Se echó una rebeca por encima de los hombros, se puso bajo el brazo un gran sobre que estaba junto a la puerta y metió los pies en los zuecos.

—No te asustes, mi querida amiga, son buenas noticias —dijo, al ver que Emma parecía dudar. Linda alargó una mano hacia ella, porque casi parecía que la joven necesitase que alguien la acompañara hasta el césped.

—Este rincón es magnífico —observó Linda con una sonrisa cuando encontraron a Elinor sentada en una de las sillas de la parte de atrás.

—Sí, es una maravilla —contestó esta con la nariz levantada hacia el sol.

—Siéntate —le pidió a Emma, y señaló la silla al lado de Elinor antes de sentarse frente a sus aprendices—. Antes que nada, quiero decir que nunca he conocido a dos mujeres más ambiciosas que vosotras.
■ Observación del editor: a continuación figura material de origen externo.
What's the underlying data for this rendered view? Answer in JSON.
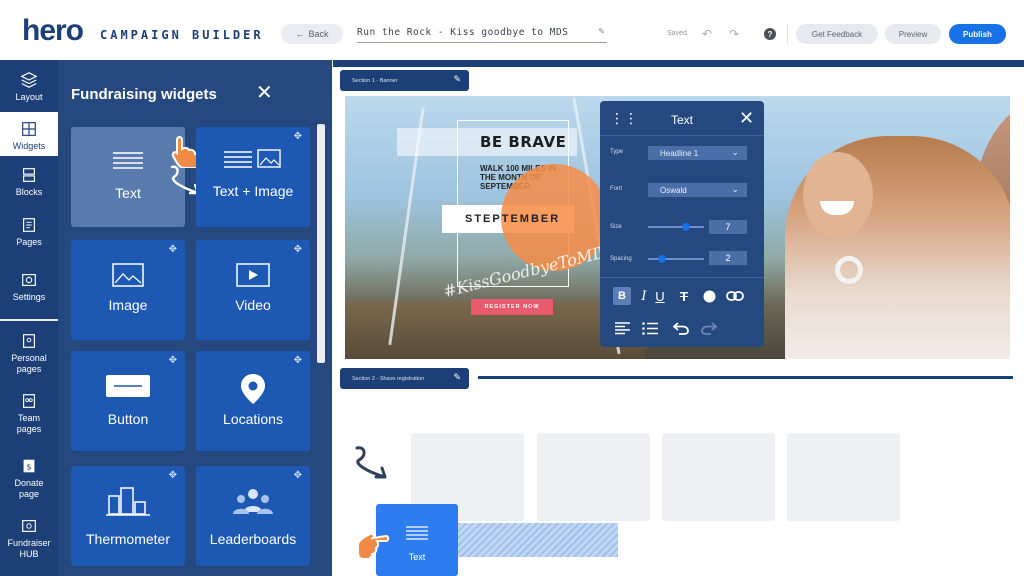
{
  "brand": {
    "logo_text": "hero",
    "product_name": "CAMPAIGN BUILDER"
  },
  "header": {
    "back_label": "Back",
    "campaign_title": "Run the Rock - Kiss goodbye to MDS",
    "saved_label": "Saved",
    "feedback_label": "Get Feedback",
    "preview_label": "Preview",
    "publish_label": "Publish",
    "accent_color": "#1672e6"
  },
  "sidebar": {
    "items": [
      {
        "label": "Layout",
        "icon": "layers-icon"
      },
      {
        "label": "Widgets",
        "icon": "grid-icon",
        "active": true
      },
      {
        "label": "Blocks",
        "icon": "blocks-icon"
      },
      {
        "label": "Pages",
        "icon": "pages-icon"
      },
      {
        "label": "Settings",
        "icon": "settings-icon"
      },
      {
        "label": "Personal pages",
        "icon": "personal-page-icon"
      },
      {
        "label": "Team pages",
        "icon": "team-page-icon"
      },
      {
        "label": "Donate page",
        "icon": "donate-icon"
      },
      {
        "label": "Fundraiser HUB",
        "icon": "hub-icon"
      }
    ]
  },
  "widgets_panel": {
    "title": "Fundraising widgets",
    "widgets": [
      {
        "label": "Text",
        "icon": "text-lines-icon",
        "selected": true
      },
      {
        "label": "Text + Image",
        "icon": "text-image-icon"
      },
      {
        "label": "Image",
        "icon": "image-icon"
      },
      {
        "label": "Video",
        "icon": "video-icon"
      },
      {
        "label": "Button",
        "icon": "button-icon"
      },
      {
        "label": "Locations",
        "icon": "location-pin-icon"
      },
      {
        "label": "Thermometer",
        "icon": "thermometer-icon"
      },
      {
        "label": "Leaderboards",
        "icon": "leaderboard-icon"
      }
    ]
  },
  "canvas": {
    "section1_label": "Section 1 - Banner",
    "section2_label": "Section 2 - Shave registration",
    "banner": {
      "headline": "BE BRAVE",
      "subline": "WALK 100 MILES IN THE MONTH OF SEPTEMBER.",
      "step_text": "STEPTEMBER",
      "hashtag": "#KissGoodbyeToMDS",
      "register_label": "REGISTER NOW"
    },
    "drag_tile_label": "Text"
  },
  "text_popup": {
    "title": "Text",
    "type_label": "Type",
    "type_value": "Headline 1",
    "font_label": "Font",
    "font_value": "Oswald",
    "size_label": "Size",
    "size_value": "7",
    "spacing_label": "Spacing",
    "spacing_value": "2",
    "size_slider_fraction": 0.7,
    "spacing_slider_fraction": 0.2
  }
}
Las miró a las dos. Tan distintas, tanto por fuera como por dentro, y a la vez tan compatibles. Lo que le faltaba a la una lo tenía la otra. Era una combinación muy poco común. Además, cada una era la mejor amiga de la otra, y Linda no le había mentido a Emma. No diría ni una palabra a nadie sobre el origen de Frankie. Alexander era el padre de la chica, y así seguiría siendo.

—Vuestra ambición y vuestro amor por el Flanagans han sido evidentes desde la primera vez que nos conocimos, hace doce años. Ha llegado el momento de vuestro siguiente paso. —Abrió el sobre y sacó dos fajos de papeles.

—Este es el documento de venta. Compraréis el ochenta por ciento del Flanagans por la cantidad neta de una libra cada una.

Se oyó un leve murmullo en los manzanos, un par de gaviotas chillaban y volaban en círculos sobre la casa de los vecinos, donde debían de estar limpiando el bacalao para la cena. Se oyó una puerta cerrándose de golpe a lo lejos, un niño se ahogaba de risa, y en el jardín de Linda Lansing estaban sentadas dos jóvenes mujeres —las futuras propietarias del Flanagans de Londres— que habían perdido el habla.